Recently, the fall of the Chevron Doctrine has added an additional layer of complexity to regulatory interpretation, raising new questions about the future of healthcare regulation in the United States.
The legislative process begins in Congress, where bills are proposed by members of the House of Representatives or the Senate. Bills can be prompted by public needs, lobbying efforts from healthcare groups, or political initiatives. For instance, major pieces of healthcare legislation, like the Patient Protection and Affordable Card Act (ACA), are proposed as bills, debated in committees, and undergo a series of amendments before being voted on. If passed by both the House and Senate, the bill goes to the President, who can sign it into law or veto it. Upon becoming law, executive agencies are responsible for interpreting and implementing the statutes, which may involve drafting regulations.
Once a healthcare law is passed, regulatory agencies, such as the U.S. Department of Health and Human Services (HHS) or the Centers for Medicare & Medicaid Services (CMS), are tasked with drafting regulations that explain how the law will be applied in practice. This process begins with a Notice of Proposed Rulemaking (NPRM), where agencies publish proposed rules in the Federal Register, inviting comments from the public, stakeholders, and industry experts. The public comment period allows input from healthcare providers, insurance companies, advocacy groups, and individuals who may be impacted by the regulation.

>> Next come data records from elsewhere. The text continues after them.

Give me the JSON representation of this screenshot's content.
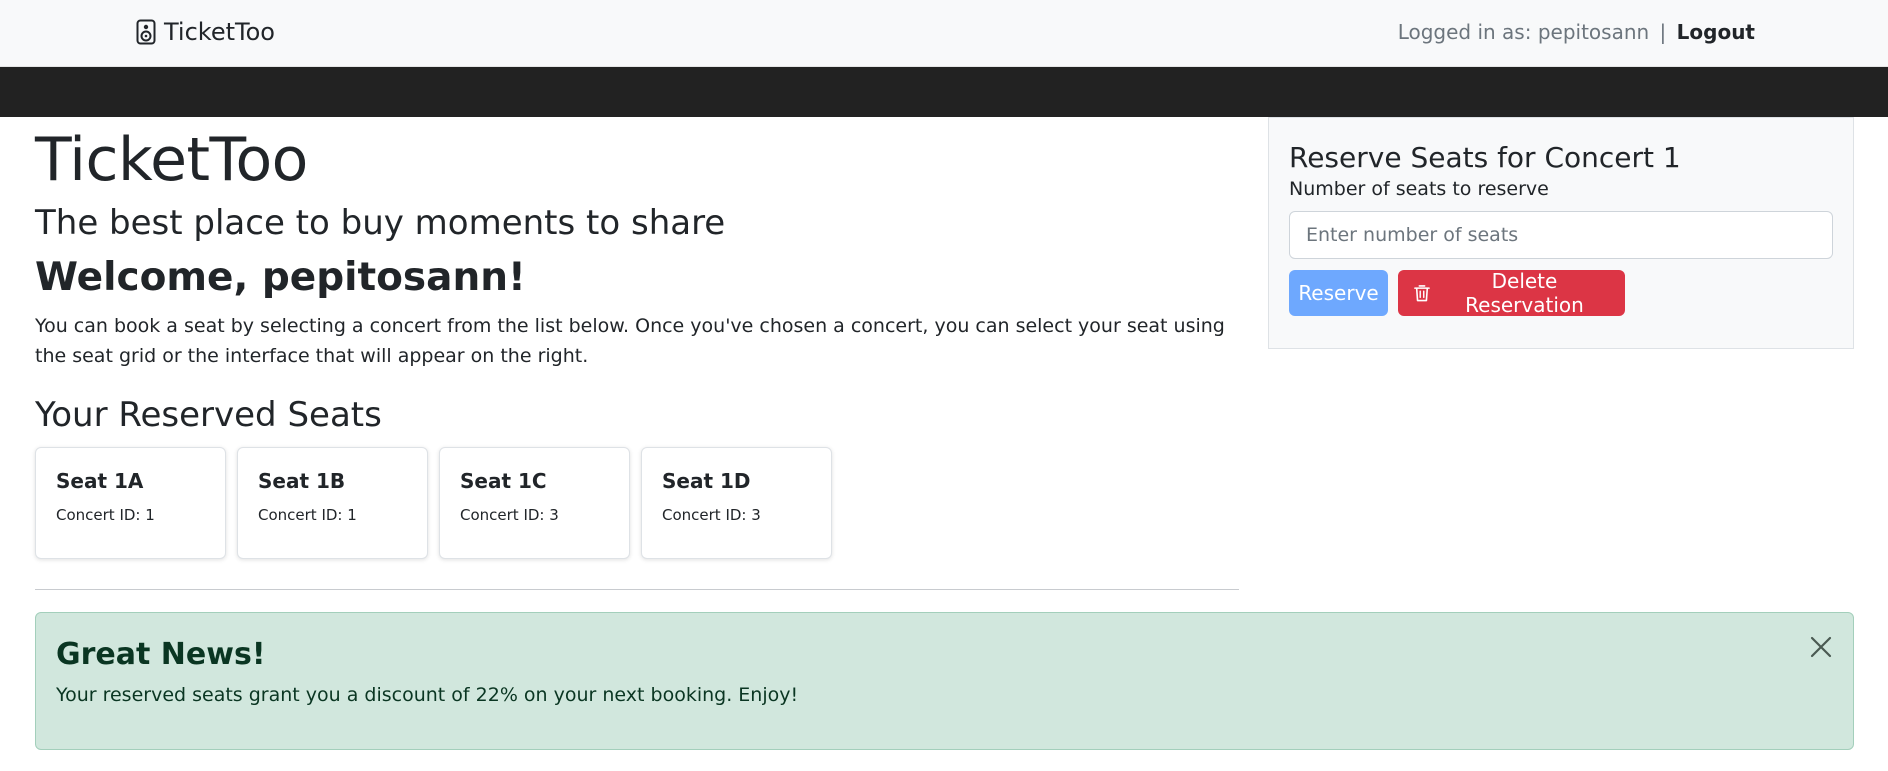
{
  "navbar": {
    "brand": "TicketToo",
    "logged_in_text": "Logged in as: pepitosann",
    "separator": "|",
    "logout_label": "Logout"
  },
  "hero": {
    "title": "TicketToo",
    "tagline": "The best place to buy moments to share",
    "welcome": "Welcome, pepitosann!",
    "intro": "You can book a seat by selecting a concert from the list below. Once you've chosen a concert, you can select your seat using the seat grid or the interface that will appear on the right."
  },
  "reserved": {
    "title": "Your Reserved Seats",
    "seats": [
      {
        "seat": "Seat 1A",
        "concert": "Concert ID: 1"
      },
      {
        "seat": "Seat 1B",
        "concert": "Concert ID: 1"
      },
      {
        "seat": "Seat 1C",
        "concert": "Concert ID: 3"
      },
      {
        "seat": "Seat 1D",
        "concert": "Concert ID: 3"
      }
    ]
  },
  "panel": {
    "title": "Reserve Seats for Concert 1",
    "label": "Number of seats to reserve",
    "placeholder": "Enter number of seats",
    "reserve_label": "Reserve",
    "delete_label": "Delete Reservation"
  },
  "alert": {
    "heading": "Great News!",
    "text": "Your reserved seats grant you a discount of 22% on your next booking. Enjoy!"
  },
  "icons": {
    "brand": "speaker-icon",
    "delete": "trash-icon",
    "close": "close-icon"
  },
  "colors": {
    "reserve_button": "#6ea8fe",
    "delete_button": "#dc3545",
    "alert_background": "#d1e7dd",
    "dark_bar": "#222222"
  }
}
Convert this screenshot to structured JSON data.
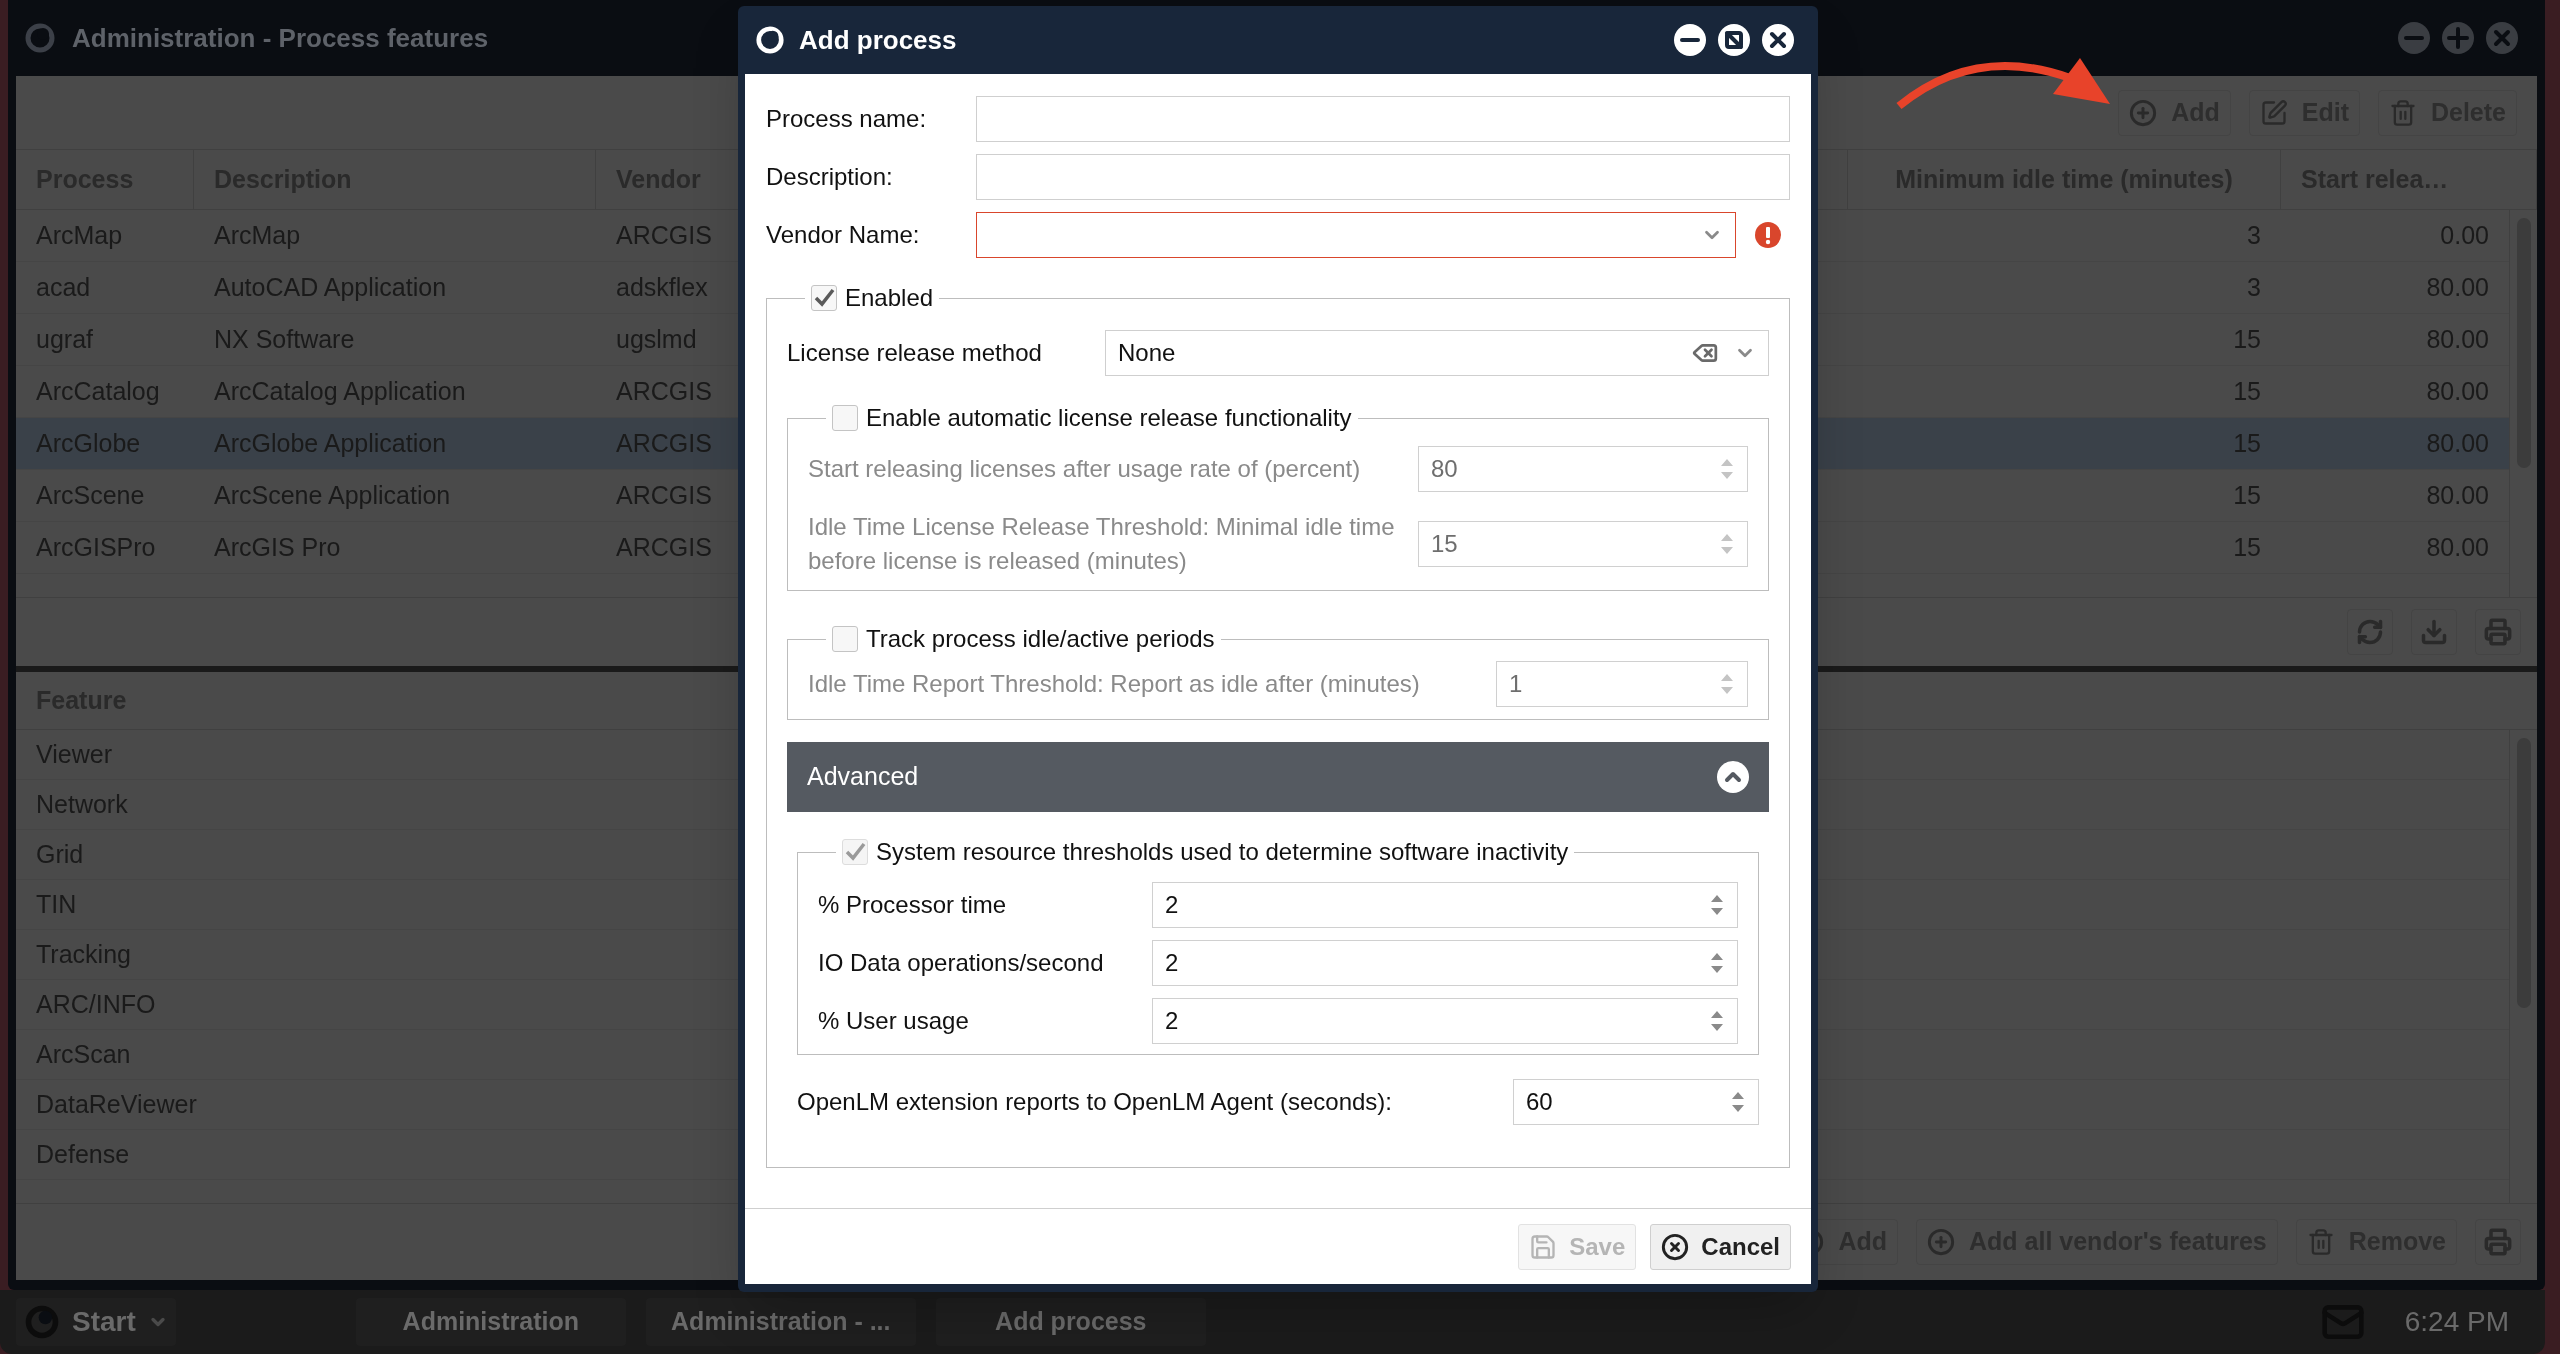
{
  "background_window": {
    "title": "Administration - Process features",
    "toolbar": [
      {
        "kind": "add",
        "label": "Add"
      },
      {
        "kind": "edit",
        "label": "Edit"
      },
      {
        "kind": "delete",
        "label": "Delete"
      }
    ],
    "process_table": {
      "columns": [
        "Process",
        "Description",
        "Vendor",
        "Minimum idle time (minutes)",
        "Start relea…"
      ],
      "rows": [
        {
          "cells": [
            "ArcMap",
            "ArcMap",
            "ARCGIS",
            "3",
            "0.00"
          ],
          "selected": false
        },
        {
          "cells": [
            "acad",
            "AutoCAD Application",
            "adskflex",
            "3",
            "80.00"
          ],
          "selected": false
        },
        {
          "cells": [
            "ugraf",
            "NX Software",
            "ugslmd",
            "15",
            "80.00"
          ],
          "selected": false
        },
        {
          "cells": [
            "ArcCatalog",
            "ArcCatalog Application",
            "ARCGIS",
            "15",
            "80.00"
          ],
          "selected": false
        },
        {
          "cells": [
            "ArcGlobe",
            "ArcGlobe Application",
            "ARCGIS",
            "15",
            "80.00"
          ],
          "selected": true
        },
        {
          "cells": [
            "ArcScene",
            "ArcScene Application",
            "ARCGIS",
            "15",
            "80.00"
          ],
          "selected": false
        },
        {
          "cells": [
            "ArcGISPro",
            "ArcGIS Pro",
            "ARCGIS",
            "15",
            "80.00"
          ],
          "selected": false
        }
      ]
    },
    "feature_list": {
      "header": "Feature",
      "rows": [
        "Viewer",
        "Network",
        "Grid",
        "TIN",
        "Tracking",
        "ARC/INFO",
        "ArcScan",
        "DataReViewer",
        "Defense"
      ]
    },
    "feature_toolbar": [
      {
        "kind": "add",
        "label": "Add"
      },
      {
        "kind": "add",
        "label": "Add all vendor's features"
      },
      {
        "kind": "remove",
        "label": "Remove"
      }
    ]
  },
  "dialog": {
    "title": "Add process",
    "fields": [
      {
        "label": "Process name:",
        "kind": "text",
        "error": false
      },
      {
        "label": "Description:",
        "kind": "text",
        "error": false
      },
      {
        "label": "Vendor Name:",
        "kind": "combo",
        "error": true
      }
    ],
    "enabled_group": {
      "label": "Enabled",
      "checked": true,
      "license_release_method": {
        "label": "License release method",
        "value": "None"
      },
      "auto_release": {
        "label": "Enable automatic license release functionality",
        "checked": false,
        "rows": [
          {
            "label": "Start releasing licenses after usage rate of (percent)",
            "value": "80"
          },
          {
            "label": "Idle Time License Release Threshold: Minimal idle time before license is released (minutes)",
            "value": "15"
          }
        ]
      },
      "tracking": {
        "label": "Track process idle/active periods",
        "checked": false,
        "rows": [
          {
            "label": "Idle Time Report Threshold: Report as idle after (minutes)",
            "value": "1"
          }
        ]
      },
      "advanced": {
        "label": "Advanced",
        "expanded": true,
        "thresholds": {
          "label": "System resource thresholds used to determine software inactivity",
          "checked": true,
          "disabled": true,
          "rows": [
            {
              "label": "% Processor time",
              "value": "2"
            },
            {
              "label": "IO Data operations/second",
              "value": "2"
            },
            {
              "label": "% User usage",
              "value": "2"
            }
          ]
        },
        "report_interval": {
          "label": "OpenLM extension reports to OpenLM Agent (seconds):",
          "value": "60"
        }
      }
    },
    "buttons": [
      {
        "kind": "save",
        "label": "Save",
        "disabled": true
      },
      {
        "kind": "cancel",
        "label": "Cancel",
        "disabled": false
      }
    ]
  },
  "taskbar": {
    "start": "Start",
    "items": [
      "Administration",
      "Administration - ...",
      "Add process"
    ],
    "clock": "6:24 PM"
  }
}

After reviewing comments, the agency may revise the proposed rules and issue a final rule. This rule is then published in the Code of Federal Regulations (CFR), becoming binding. These rules clarify ambiguous language in legislation, set standards for compliance, and provide specifics that laws do not include. For example, CMS regulations under the ACA outline requirements for Medicaid expansion, insurance coverage standards, and reporting obligations.
Judicial review plays a significant role in shaping healthcare regulations. Courts may review regulations to ensure they do not exceed the authority granted by Congress or conflict with constitutional principles. The Chevron Doctrine, established by the Supreme Court in *Chevron U.S.A., Inc. v. Natural Resources Defense Council, Inc.* (1984), historically guided courts in reviewing agency interpretations of statutes. Under Chevron, courts would defer to an agency’s interpretation of an ambiguous statute, provided it was reasonable and not explicitly contradicted by Congress.
In healthcare, this meant that agencies like CMS had some flexibility in interpreting statutes under their purview. This deference allowed agencies to address complex, technical aspects of healthcare that require expertise beyond the judiciary’s scope.
The loss of Chevron deference may also lead to increased litigation as stakeholders challenge agency interpretations more frequently, believing that courts will more closely review agency decisions. This could slow the regulatory process and lead to greater uncertainty in healthcare compliance, especially as courts may lack the specialized knowledge required to make informed decisions on technical healthcare issues.
This new landscape may lead to slower and more litigious regulatory processes, impacting the ability of the healthcare system to adapt swiftly to changing needs and developments. The full implications of this shift are still unfolding, but it is clear that regulatory agencies will need to adjust their approaches to policy implementation, and healthcare stakeholders may need to prepare for a more uncertain regulatory environment.